Anyone who breaks this law could receive a civil infraction subject to a $400 fine. Significant fines (up to $7,500) and prison time (up to 15 years) could happen if the violation results in the injury or death of a emergency responder.

Shaw said with an increase in distracted driving comes a decrease in the number of drivers moving over. “People are sticking their cellphones out the window trying to record whatever is happening on the side of the road,” said Shaw. “If you’re not paying attention, you will inevitably hit someone out there.”

April is Distracted Driving Awareness Month

April is Distracted Driving Awareness month. According to the National Highway Traffic Safety Administration, 3,450 people were killed in accidents related to distracted driving in 2016. Thanks in part to driver awareness and legislation, that number fell to 3,166 in 2017. However, it’s likely that number isn’t accurate, given that drivers are often reluctant to admit that they were distracted at the time of the accident. Agencies, such as the NHTSA, suspect the actual number of deaths is much higher.

Though you should be mindful of common driving distractions year round, take this month to remind yourself of common driving distractions and how you can avoid them. Here are a few of the most common distractions for drivers.

Cell Phones

Cell phones are obviously one of the biggest when it comes to distracted driving. You might think that glancing at your phone for a few seconds can’t be that bad, but if you’re driving 55 miles an hour, in the five seconds it takes you to glance at your phone, you will drive the length of an entire football field.

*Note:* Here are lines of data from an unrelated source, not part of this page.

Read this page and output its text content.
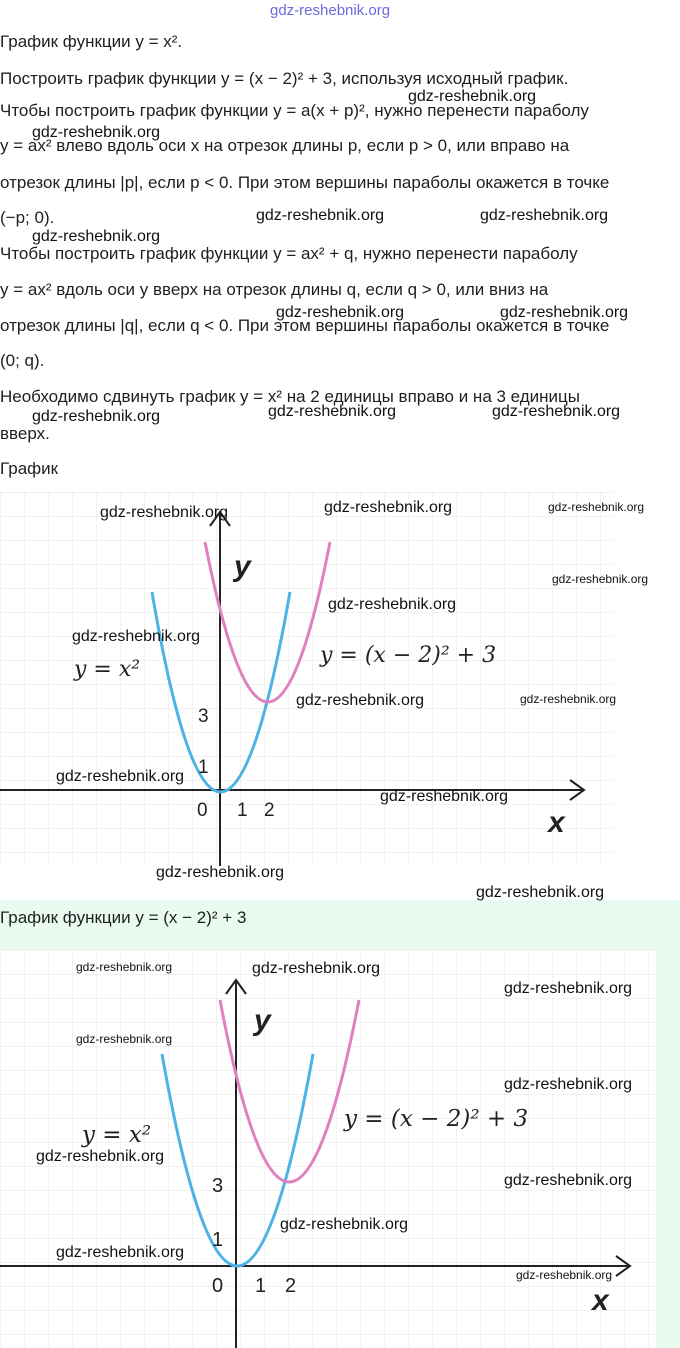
gdz-reshebnik.org
График функции y = x².
Построить график функции y = (x − 2)² + 3, используя исходный график.
Чтобы построить график функции y = a(x + p)², нужно перенести параболу
y = ax² влево вдоль оси x на отрезок длины p, если p > 0, или вправо на
отрезок длины |p|, если p < 0. При этом вершины параболы окажется в точке
(−p; 0).
Чтобы построить график функции y = ax² + q, нужно перенести параболу
y = ax² вдоль оси y вверх на отрезок длины q, если q > 0, или вниз на
отрезок длины |q|, если q < 0. При этом вершины параболы окажется в точке
(0; q).
Необходимо сдвинуть график y = x² на 2 единицы вправо и на 3 единицы
вверх.
График
y
x
0 1 2
1
3
y = x²
y = (x − 2)² + 3
График функции y = (x − 2)² + 3
y
x
0 1 2
1
3
y = x²
y = (x − 2)² + 3
gdz-reshebnik.org
gdz-reshebnik.org
gdz-reshebnik.org	gdz-reshebnik.org
gdz-reshebnik.org
gdz-reshebnik.org	gdz-reshebnik.org
gdz-reshebnik.org	gdz-reshebnik.org	gdz-reshebnik.org
gdz-reshebnik.org	gdz-reshebnik.org	gdz-reshebnik.org
gdz-reshebnik.org
gdz-reshebnik.org
gdz-reshebnik.org
gdz-reshebnik.org	gdz-reshebnik.org
gdz-reshebnik.org
gdz-reshebnik.org
gdz-reshebnik.org
gdz-reshebnik.org
gdz-reshebnik.org	gdz-reshebnik.org
gdz-reshebnik.org
gdz-reshebnik.org
gdz-reshebnik.org
gdz-reshebnik.org
gdz-reshebnik.org
gdz-reshebnik.org
gdz-reshebnik.org
gdz-reshebnik.org
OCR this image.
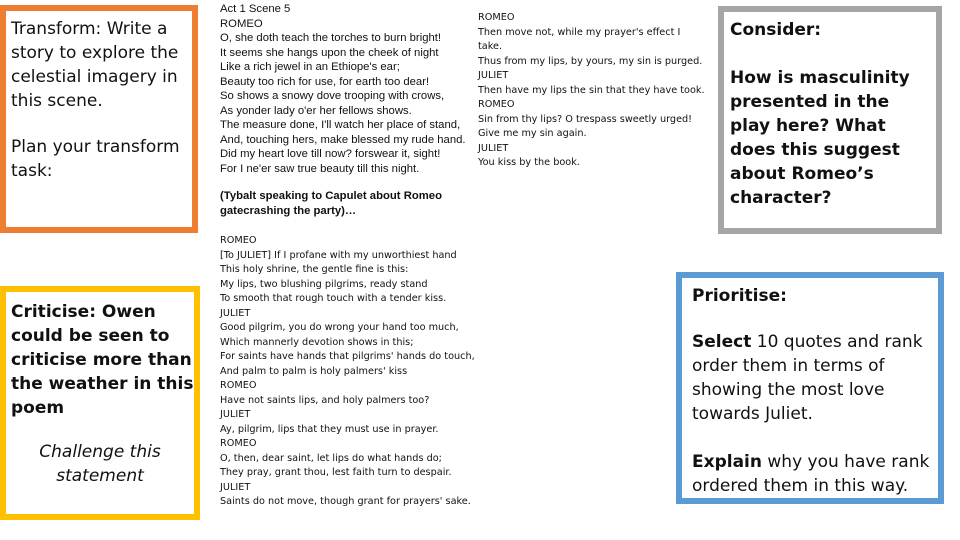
Transform: Write a story to explore the celestial imagery in this scene.
Plan your transform task:
Criticise: Owen could be seen to criticise more than the weather in this poem
Challenge this statement
Act 1 Scene 5
ROMEO
O, she doth teach the torches to burn bright!
It seems she hangs upon the cheek of night
Like a rich jewel in an Ethiope's ear;
Beauty too rich for use, for earth too dear!
So shows a snowy dove trooping with crows,
As yonder lady o'er her fellows shows.
The measure done, I'll watch her place of stand,
And, touching hers, make blessed my rude hand.
Did my heart love till now? forswear it, sight!
For I ne'er saw true beauty till this night.
(Tybalt speaking to Capulet about Romeo
gatecrashing the party)…
ROMEO
Then move not, while my prayer's effect I
take.
Thus from my lips, by yours, my sin is purged.
JULIET
Then have my lips the sin that they have took.
ROMEO
Sin from thy lips? O trespass sweetly urged!
Give me my sin again.
JULIET
You kiss by the book.
ROMEO
[To JULIET] If I profane with my unworthiest hand
This holy shrine, the gentle fine is this:
My lips, two blushing pilgrims, ready stand
To smooth that rough touch with a tender kiss.
JULIET
Good pilgrim, you do wrong your hand too much,
Which mannerly devotion shows in this;
For saints have hands that pilgrims' hands do touch,
And palm to palm is holy palmers' kiss
ROMEO
Have not saints lips, and holy palmers too?
JULIET
Ay, pilgrim, lips that they must use in prayer.
ROMEO
O, then, dear saint, let lips do what hands do;
They pray, grant thou, lest faith turn to despair.
JULIET
Saints do not move, though grant for prayers' sake.
Consider:
How is masculinity presented in the play here? What does this suggest about Romeo’s character?
Prioritise:
Select 10 quotes and rank order them in terms of showing the most love towards Juliet.
Explain why you have rank ordered them in this way.
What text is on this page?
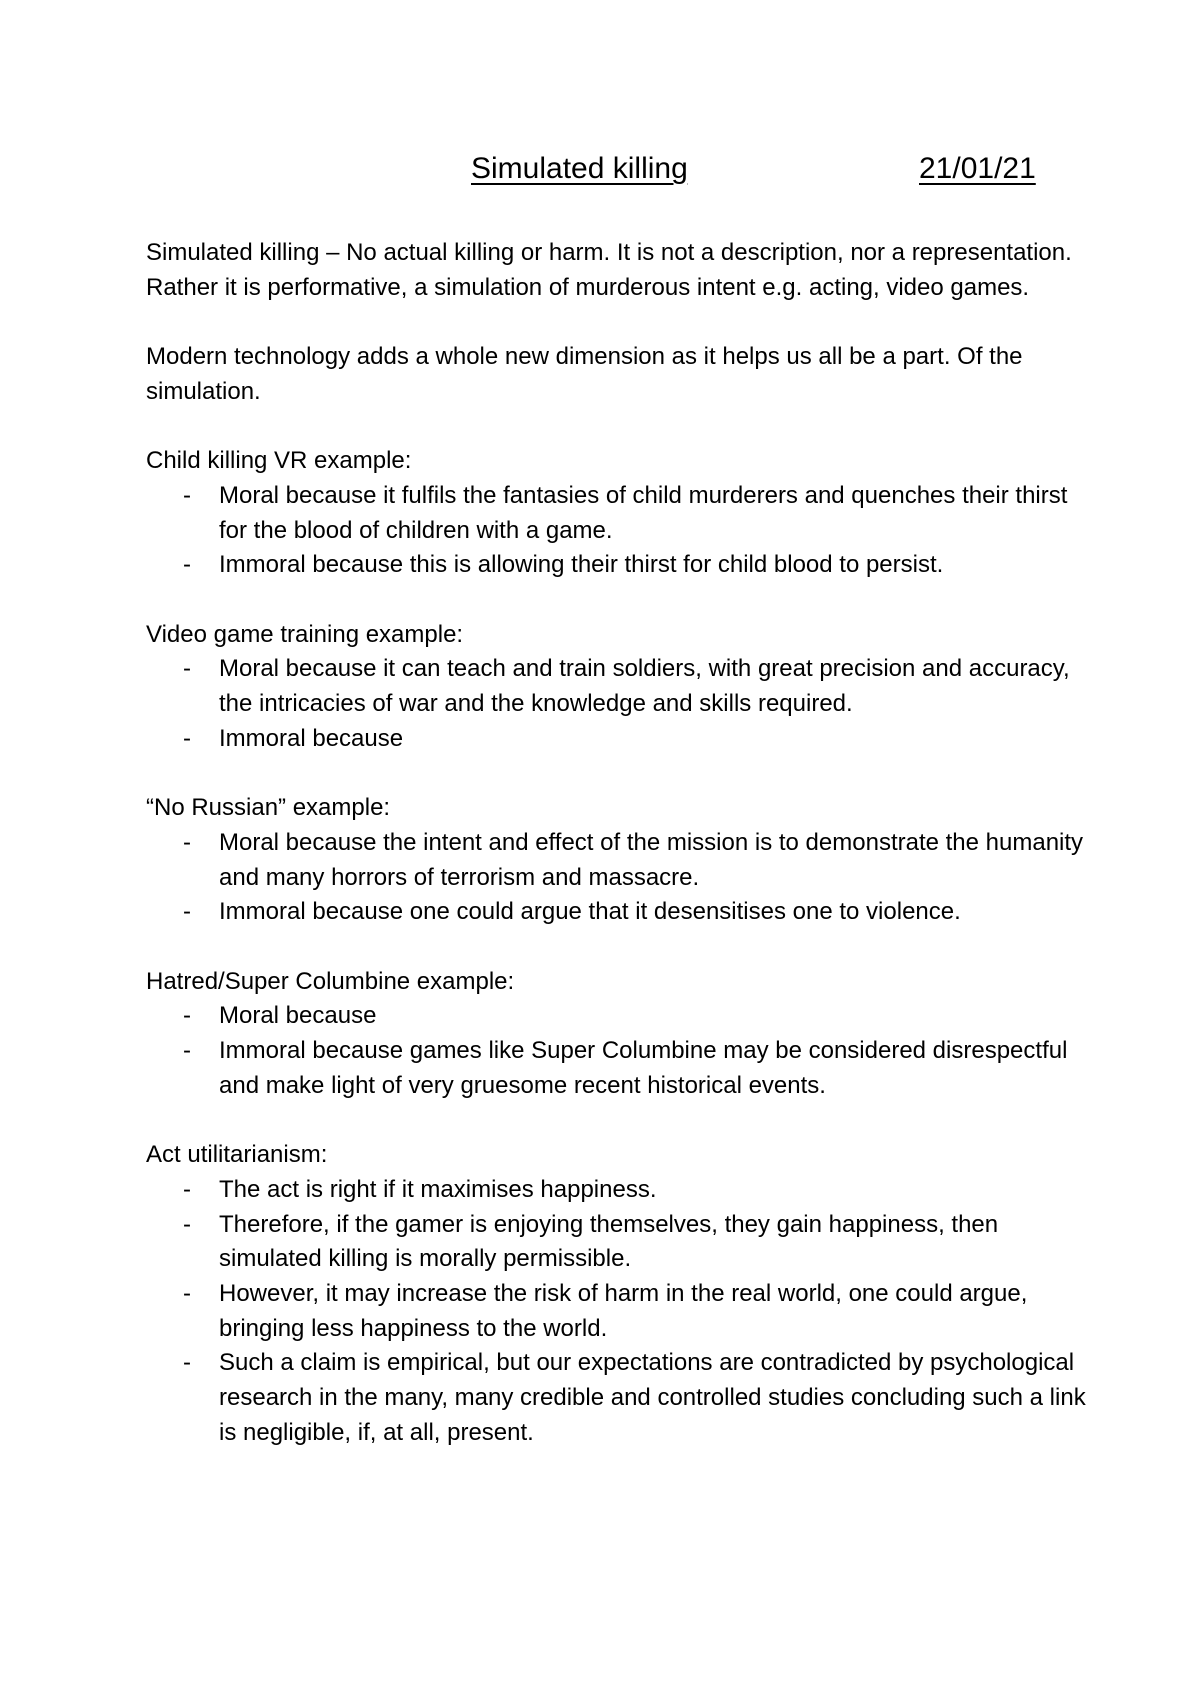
Simulated killing	21/01/21

Simulated killing – No actual killing or harm. It is not a description, nor a representation. Rather it is performative, a simulation of murderous intent e.g. acting, video games.

Modern technology adds a whole new dimension as it helps us all be a part. Of the simulation.

Child killing VR example:

- Moral because it fulfils the fantasies of child murderers and quenches their thirst for the blood of children with a game.
- Immoral because this is allowing their thirst for child blood to persist.

Video game training example:

- Moral because it can teach and train soldiers, with great precision and accuracy, the intricacies of war and the knowledge and skills required.
- Immoral because

“No Russian” example:

- Moral because the intent and effect of the mission is to demonstrate the humanity and many horrors of terrorism and massacre.
- Immoral because one could argue that it desensitises one to violence.

Hatred/Super Columbine example:

- Moral because
- Immoral because games like Super Columbine may be considered disrespectful and make light of very gruesome recent historical events.

Act utilitarianism:

- The act is right if it maximises happiness.
- Therefore, if the gamer is enjoying themselves, they gain happiness, then simulated killing is morally permissible.
- However, it may increase the risk of harm in the real world, one could argue, bringing less happiness to the world.
- Such a claim is empirical, but our expectations are contradicted by psychological research in the many, many credible and controlled studies concluding such a link is negligible, if, at all, present.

Many states have passed laws regarding distracted driving that prohibit texting and/or talking on a cell phone while driving, especially for novice drivers. Regardless of what the law is where you live, it’s important to avoid using your cell phone while driving as much as you possibly can. Many cell phones now have an option to automatically turn on a “Do Not Disturb” mode while driving. This can be a huge benefit to drivers who feel they’re often distracted by incoming calls, texts, or other notifications on their phones.

Food and Drink

Anything that prevents you from having your eyes on the road and your hands on the wheel can be a driving distraction, and eating or drinking while driving qualifies. Aside from requiring the use of your hands and your eyes, eating or drinking while driving can present the additional risk of causing a spill, which creates another distraction that can catch drivers off guard.

Other Passengers

Talking to other passengers is another common distraction for drivers. Children are a common distraction, particularly younger children, as they often divert their parents’ attention from the backseat.


Getting too absorbed in whatever you’re listening to, adjusting the volume levels or changing the station or audio source can all be sources of distraction for drivers.

Certain states have outlawed the use of headphones, earbuds, or other kinds of headsets while driving due to their potential to distract drivers or inhibit their auditory awareness of their surroundings.

Zoning Out

Zoning out and being generally distracted or lost in thought is one of the biggest causes of distracted driving related crashes. Many drivers have experienced what’s known as highway hypnosis, a phenomenon in which the driver travels a distance and arrives at their destination having no recollection of how they got there. This kind of behavior is especially common with routine commutes. Often, the driving seems so comfortable and routine that our mind wanders, rather than paying strict attention to the task at hand.

These are just a few common distractions drivers face, but there are numerous other things that can distract drivers. Be mindful of what your common distractions are and make an effort to reduce them, for Distracted Driving Awareness Month and all year round!